How bad? Well, let's just say that the market seems to consider since yesterday that bad news is bad news. In the past few months, the market has tended to rely on the mantra "bad news ? good news!", which allowed it to cling to the hope that central banks would become pro-growth again as they saw a steady stream of bad macroeconomic figures alongside a reduction in inflationary pressure. But economics being a hopelessly inexact science, things are not going as planned. There was a big disconnect between market expectations and the substance of the week's many monetary policy decisions. Not so much on the numbers, as all the central banks raised rates by half a point, as was expected. But rather on the speeches. Investors were hoping for a firmness tinged with optimism, they got a firmness tinged with caution. Jerome Powell for the Fed on Wednesday and Christine Lagarde for the ECB on Thursday made it clear that before worrying about when rates will come down, they will have to go through the phase of an economic slowdown.

I'll end by reminding you that this is the third Friday of the month and that it is synonymous with the derivatives clearing session. December clearing is also the fourth quarter clearing. So it's kind of the end of the trading year, at least for a number of products. So, there could be quite a bit of volatility.

 

Economic highlights of the day:

The flash PMI indicators for December for the major economies will be announced throughout the day. All the macro agenda is here.

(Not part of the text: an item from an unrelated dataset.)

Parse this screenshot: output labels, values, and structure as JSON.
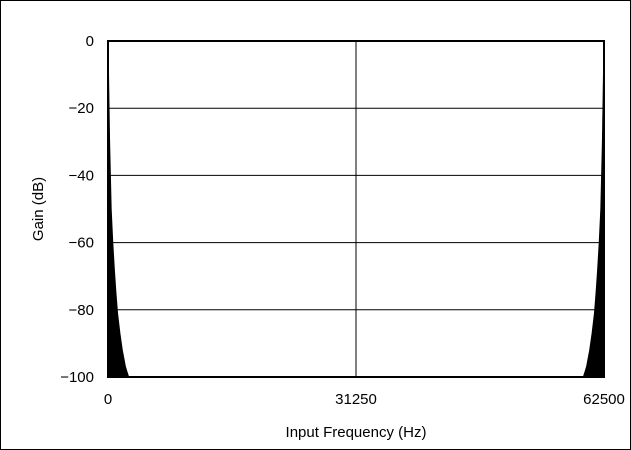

The dollar is slightly down to EUR 0.9415 The ounce of gold is back down to 1785 dollars. Oil retreats again after its surge, with North Sea Brent at USD 79.63 a barrel and US WTI light crude at USD 74.57. The yield on 10-year US debt is holding steady around 3.48%. Bitcoin is still trading around 17,000 dollars.

 

In corporate news:

* Adobe jumped 4.2 percent in premarket trading as the Photoshop maker said Thursday it expects first-quarter adjusted earnings per share of between $3.65 and $3.70, compared with analysts' consensus of $3.64, according to Refinitiv data.

* The French National Financial Prosecutor's Office (PNF) announced Friday that searches were conducted Thursday at the General Electric site in Belfort as part of a preliminary investigation into aggravated tax fraud.

* U.S. Steel gained nearly 1% in premarket trading after the company raised its fourth-quarter adjusted earnings per share guidance.

* Amazon will adapt the battle game "Warhammer 40,000" for film and television after signing a tentative agreement with British publisher Games Workshop.

* Meta Platforms is up 1.7% in pre-market trading after JP Morgan raised its recommendation to "overweight" from "neutral".

* Digital World Acquisition is down 4.8% in premarket trading after the announcement on Friday of the departure of its chief financial officer Luiz Braganza.